É bom lembrar que o fenômeno da autoexclusão não é de agora. Em 2002 — 20 anos atrás em relação ao levantamento feito agora —, o jornal Folha de S.Paulo já chamava a atenção para esse fenômeno. No estado de São Paulo, no ano de 2000, 430 mil alunos haviam concluído o ensino médio pela rede pública, e, desse total, apenas 51 mil se inscreveram no vestibular da USP — ou seja, apenas 12% dos concluintes. No estado do Rio de Janeiro, a situação não foi diferente: dos 92 mil alunos concluintes do ensino médio da rede pública, apenas 14 mil se inscreveram no vestibular da UFRJ.
Mas quero aqui trazer outra hipótese para explicar, nestes anos mais recentes, de 2016 a 2022, a crescente queda de participação dos alunos no Enem: o “sumiço” do Fundo de Financiamento Estudantil (Fies) — instrumento que foi muito importante para levar o estudante de baixa renda ao ensino superior (não vou entrar, aqui, no mérito de sustentabilidade do modelo e na forma como ele foi usado pelas instituições privadas de ensino superior). Hoje, são pouco mais de 50 mil vagas, e, sem um Fies robusto, o aluno de baixa renda vê suas chances de ingressar no ensino superior bastante reduzidas. E aí vem a questão: “Por que, então, fazer o Enem? Não estou devidamente preparado e nem tenho dinheiro para pagar uma faculdade particular”.

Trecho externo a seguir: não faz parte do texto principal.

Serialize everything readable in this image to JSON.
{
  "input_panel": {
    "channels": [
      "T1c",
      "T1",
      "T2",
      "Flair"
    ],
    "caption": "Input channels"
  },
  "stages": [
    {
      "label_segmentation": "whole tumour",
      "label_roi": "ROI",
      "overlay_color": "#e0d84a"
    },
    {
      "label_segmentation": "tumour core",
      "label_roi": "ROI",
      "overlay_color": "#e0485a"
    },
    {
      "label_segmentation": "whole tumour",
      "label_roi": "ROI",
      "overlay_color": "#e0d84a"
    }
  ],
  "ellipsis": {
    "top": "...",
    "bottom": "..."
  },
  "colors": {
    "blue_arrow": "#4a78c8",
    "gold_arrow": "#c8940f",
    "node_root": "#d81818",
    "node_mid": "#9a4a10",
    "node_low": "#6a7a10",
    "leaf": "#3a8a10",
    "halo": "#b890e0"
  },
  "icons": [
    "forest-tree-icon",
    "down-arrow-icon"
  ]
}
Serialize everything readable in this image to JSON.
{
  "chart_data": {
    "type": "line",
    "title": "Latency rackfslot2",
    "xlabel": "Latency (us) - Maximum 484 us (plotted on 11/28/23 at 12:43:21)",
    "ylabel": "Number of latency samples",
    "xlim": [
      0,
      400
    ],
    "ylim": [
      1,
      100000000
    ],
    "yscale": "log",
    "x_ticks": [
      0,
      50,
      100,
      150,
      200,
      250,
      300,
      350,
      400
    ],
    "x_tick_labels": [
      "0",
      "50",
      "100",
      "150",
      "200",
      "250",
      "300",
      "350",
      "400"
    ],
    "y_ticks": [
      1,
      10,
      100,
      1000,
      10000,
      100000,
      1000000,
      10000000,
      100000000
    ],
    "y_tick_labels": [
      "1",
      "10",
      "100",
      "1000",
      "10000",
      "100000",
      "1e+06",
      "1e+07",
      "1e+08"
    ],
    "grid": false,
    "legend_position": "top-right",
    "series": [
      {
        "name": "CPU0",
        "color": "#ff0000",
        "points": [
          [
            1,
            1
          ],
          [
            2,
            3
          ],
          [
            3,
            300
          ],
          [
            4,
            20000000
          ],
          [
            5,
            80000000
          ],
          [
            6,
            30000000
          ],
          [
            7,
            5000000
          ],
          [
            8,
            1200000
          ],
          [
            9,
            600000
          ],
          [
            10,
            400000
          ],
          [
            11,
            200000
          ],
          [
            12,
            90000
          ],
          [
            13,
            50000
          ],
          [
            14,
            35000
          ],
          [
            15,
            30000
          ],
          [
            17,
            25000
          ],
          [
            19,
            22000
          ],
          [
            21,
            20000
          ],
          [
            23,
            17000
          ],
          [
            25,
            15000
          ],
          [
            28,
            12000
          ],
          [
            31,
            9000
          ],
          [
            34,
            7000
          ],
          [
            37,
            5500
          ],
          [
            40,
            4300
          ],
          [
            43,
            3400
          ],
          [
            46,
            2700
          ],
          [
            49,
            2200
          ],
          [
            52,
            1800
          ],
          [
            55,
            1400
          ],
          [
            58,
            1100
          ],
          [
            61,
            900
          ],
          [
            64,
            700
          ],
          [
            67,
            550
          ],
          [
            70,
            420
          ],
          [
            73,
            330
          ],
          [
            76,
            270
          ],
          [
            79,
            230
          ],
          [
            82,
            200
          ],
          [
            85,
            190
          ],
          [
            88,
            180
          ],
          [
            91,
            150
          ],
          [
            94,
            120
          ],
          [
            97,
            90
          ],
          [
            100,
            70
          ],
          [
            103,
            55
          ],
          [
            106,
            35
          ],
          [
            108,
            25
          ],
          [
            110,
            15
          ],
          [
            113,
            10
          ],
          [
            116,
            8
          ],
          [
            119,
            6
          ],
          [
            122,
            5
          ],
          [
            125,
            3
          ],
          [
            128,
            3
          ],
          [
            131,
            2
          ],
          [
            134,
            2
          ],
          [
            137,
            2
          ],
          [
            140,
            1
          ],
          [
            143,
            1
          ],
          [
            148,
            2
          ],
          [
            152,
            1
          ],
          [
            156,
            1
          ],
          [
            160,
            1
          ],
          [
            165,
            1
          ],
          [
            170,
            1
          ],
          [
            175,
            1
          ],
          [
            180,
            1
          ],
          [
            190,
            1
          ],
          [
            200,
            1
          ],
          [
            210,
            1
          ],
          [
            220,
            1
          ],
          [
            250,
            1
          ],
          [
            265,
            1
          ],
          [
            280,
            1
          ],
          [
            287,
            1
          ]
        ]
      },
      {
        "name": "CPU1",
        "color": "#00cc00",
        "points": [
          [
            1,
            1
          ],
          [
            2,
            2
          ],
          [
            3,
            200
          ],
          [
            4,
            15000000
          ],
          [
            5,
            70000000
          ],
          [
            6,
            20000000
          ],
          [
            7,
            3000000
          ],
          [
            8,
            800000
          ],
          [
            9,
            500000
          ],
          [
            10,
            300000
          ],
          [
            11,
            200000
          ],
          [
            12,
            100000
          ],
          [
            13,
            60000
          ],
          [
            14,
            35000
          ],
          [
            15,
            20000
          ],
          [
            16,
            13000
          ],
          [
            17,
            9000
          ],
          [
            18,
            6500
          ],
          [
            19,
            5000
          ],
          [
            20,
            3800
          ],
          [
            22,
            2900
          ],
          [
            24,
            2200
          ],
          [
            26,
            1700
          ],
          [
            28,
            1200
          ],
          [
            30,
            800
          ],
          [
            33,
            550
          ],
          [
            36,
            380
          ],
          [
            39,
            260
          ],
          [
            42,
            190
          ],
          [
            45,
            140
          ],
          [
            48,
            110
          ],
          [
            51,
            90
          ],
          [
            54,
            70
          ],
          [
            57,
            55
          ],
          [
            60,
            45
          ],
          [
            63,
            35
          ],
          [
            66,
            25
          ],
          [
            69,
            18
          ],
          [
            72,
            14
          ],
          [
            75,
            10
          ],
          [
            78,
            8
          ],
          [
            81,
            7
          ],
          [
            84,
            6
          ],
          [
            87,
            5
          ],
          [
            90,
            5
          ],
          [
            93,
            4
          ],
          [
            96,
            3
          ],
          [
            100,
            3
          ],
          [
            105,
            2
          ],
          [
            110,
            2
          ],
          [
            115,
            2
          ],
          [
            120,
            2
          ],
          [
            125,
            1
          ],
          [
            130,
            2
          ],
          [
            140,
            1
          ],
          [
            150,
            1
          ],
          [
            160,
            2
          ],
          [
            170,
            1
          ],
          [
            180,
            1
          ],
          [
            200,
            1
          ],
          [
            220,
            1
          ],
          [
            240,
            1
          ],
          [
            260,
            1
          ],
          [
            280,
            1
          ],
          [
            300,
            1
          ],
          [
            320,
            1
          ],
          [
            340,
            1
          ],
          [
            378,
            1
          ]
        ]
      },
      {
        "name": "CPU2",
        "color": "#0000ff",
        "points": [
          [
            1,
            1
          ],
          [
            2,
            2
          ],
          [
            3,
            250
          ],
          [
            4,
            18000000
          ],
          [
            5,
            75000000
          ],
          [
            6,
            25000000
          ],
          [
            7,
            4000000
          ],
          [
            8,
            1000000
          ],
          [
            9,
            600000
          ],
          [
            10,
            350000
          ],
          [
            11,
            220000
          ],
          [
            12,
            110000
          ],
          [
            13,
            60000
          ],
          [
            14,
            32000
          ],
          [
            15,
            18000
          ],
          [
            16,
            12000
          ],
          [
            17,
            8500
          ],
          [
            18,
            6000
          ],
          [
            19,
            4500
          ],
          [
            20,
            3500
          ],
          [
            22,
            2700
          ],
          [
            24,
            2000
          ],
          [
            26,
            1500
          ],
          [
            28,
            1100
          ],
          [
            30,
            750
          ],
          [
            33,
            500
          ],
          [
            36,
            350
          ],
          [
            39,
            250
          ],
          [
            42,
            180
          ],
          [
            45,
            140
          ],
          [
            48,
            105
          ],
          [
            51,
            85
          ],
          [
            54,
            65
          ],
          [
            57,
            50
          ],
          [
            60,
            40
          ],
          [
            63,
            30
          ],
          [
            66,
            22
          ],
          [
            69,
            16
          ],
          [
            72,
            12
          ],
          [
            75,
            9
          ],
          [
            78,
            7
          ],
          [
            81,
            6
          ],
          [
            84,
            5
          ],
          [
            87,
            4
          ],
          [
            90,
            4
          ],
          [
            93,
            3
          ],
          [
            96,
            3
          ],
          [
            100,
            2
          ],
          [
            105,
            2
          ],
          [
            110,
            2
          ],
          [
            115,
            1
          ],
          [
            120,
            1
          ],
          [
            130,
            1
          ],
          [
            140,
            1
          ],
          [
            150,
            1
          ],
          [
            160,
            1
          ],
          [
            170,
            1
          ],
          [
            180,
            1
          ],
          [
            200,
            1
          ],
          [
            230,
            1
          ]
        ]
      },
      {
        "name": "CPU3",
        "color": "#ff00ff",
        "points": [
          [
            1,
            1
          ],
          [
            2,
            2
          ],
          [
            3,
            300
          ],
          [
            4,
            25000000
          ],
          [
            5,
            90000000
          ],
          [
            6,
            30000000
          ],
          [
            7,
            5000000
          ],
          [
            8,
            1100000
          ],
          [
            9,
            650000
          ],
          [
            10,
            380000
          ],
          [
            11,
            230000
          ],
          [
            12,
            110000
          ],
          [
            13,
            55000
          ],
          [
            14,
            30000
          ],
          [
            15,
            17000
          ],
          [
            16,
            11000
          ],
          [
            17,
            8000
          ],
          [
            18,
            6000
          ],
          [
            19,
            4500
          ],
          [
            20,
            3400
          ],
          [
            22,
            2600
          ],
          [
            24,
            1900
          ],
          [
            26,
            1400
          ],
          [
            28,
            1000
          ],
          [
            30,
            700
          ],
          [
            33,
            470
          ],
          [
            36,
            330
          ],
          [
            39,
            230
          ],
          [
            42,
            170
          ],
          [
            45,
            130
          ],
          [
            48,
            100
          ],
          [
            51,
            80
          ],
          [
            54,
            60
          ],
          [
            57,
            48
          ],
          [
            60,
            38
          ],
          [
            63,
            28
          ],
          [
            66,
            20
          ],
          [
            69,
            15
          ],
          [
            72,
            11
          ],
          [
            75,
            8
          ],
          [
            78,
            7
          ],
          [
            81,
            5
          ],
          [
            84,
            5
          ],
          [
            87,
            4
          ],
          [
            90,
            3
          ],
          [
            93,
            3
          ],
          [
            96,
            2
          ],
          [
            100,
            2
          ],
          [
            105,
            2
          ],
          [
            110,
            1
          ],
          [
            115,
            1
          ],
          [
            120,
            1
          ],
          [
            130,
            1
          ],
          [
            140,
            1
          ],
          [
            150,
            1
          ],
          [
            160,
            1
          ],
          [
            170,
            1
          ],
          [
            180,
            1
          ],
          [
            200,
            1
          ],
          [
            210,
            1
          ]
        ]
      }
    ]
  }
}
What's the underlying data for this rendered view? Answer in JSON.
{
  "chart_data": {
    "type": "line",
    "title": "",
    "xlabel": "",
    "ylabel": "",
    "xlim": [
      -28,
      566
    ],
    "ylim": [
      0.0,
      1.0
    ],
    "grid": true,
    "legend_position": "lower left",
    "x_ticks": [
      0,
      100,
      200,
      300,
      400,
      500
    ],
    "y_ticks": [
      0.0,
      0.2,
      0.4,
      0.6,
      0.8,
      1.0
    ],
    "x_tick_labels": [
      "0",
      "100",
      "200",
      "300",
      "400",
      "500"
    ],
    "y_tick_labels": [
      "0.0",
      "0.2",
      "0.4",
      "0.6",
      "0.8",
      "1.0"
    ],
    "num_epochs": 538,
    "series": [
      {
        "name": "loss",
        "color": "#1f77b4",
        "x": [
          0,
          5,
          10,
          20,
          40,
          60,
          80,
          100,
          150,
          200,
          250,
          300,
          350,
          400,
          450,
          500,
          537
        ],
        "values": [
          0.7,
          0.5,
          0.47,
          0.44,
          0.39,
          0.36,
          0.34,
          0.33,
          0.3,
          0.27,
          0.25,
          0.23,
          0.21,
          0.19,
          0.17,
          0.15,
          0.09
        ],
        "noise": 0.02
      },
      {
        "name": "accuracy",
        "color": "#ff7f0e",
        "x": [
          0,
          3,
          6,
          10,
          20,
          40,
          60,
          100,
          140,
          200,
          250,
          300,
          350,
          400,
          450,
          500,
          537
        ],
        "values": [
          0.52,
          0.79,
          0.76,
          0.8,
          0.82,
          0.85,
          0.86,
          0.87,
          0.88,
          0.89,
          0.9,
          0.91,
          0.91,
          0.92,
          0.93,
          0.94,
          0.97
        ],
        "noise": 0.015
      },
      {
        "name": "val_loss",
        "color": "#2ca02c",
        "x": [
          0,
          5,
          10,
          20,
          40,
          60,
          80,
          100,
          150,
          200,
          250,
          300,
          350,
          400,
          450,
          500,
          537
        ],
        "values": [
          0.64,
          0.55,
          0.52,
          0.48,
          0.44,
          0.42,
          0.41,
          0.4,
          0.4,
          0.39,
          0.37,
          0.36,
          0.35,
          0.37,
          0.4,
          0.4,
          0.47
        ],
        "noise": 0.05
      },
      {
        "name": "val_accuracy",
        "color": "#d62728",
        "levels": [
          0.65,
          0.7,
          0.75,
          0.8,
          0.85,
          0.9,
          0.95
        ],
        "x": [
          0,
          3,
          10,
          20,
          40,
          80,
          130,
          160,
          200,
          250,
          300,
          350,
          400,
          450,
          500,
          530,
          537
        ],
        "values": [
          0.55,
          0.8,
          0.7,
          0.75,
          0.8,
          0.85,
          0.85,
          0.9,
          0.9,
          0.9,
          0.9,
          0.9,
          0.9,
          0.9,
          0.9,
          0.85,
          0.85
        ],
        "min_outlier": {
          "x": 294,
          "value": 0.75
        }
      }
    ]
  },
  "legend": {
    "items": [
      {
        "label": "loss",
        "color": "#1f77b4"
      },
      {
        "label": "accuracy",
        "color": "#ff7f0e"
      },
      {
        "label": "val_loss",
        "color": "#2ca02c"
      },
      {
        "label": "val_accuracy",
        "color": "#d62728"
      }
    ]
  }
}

Em recente entrevista, o ministro Camilo Santana disse que quer chegar a 100 mil vagas em termos de vagas oferecidas via Fies — o que é um pingo d’água no oceano. Se minha hipótese estiver correta, o ministro vai continuar sem solução para sua maior preocupação. É interessante lembrar que a maior participação dos alunos concluintes da rede pública no Enem ocorreu em 2016, com 67%, e, naquela oportunidade, o Fies atingiu o seu ápice, com 700 mil vagas. Sempre é bom ter cuidado no uso adequado da estatística, mas isso, ao menos, reforça a nossa hipótese.
Por fim, não se pode esquecer o enorme esforço que as universidades públicas vêm fazendo para ampliar as chances de ingresso de alunos da rede pública em seus cursos superiores, como fizeram, agora, as universidades paulistas com o Provão Paulista. Mas ele é ainda insuficiente em face da crescente demanda por ensino superior, que amplia bastante as chances de ingresso ao mundo do trabalho, assim como faz o ensino técnico-profissionalizante — pouco utilizado pelos nossos estudantes, diferentemente daqueles de países mais desenvolvidos.
O fato é que o Brasil precisa de um novo Fies que promova a qualidade do ensino em cursos estratégicos para o seu desenvolvimento — como os de formação de professores em cursos presenciais, com currículos inovadores, mas que não conseguem competir com os preços praticados por aqueles do EaD. Creio, ministro Camilo, que é hora de pensar fora da caixa quanto ao Fies e promover, enquanto instrumento indutor, um modelo de qualidade para o ensino superior privado.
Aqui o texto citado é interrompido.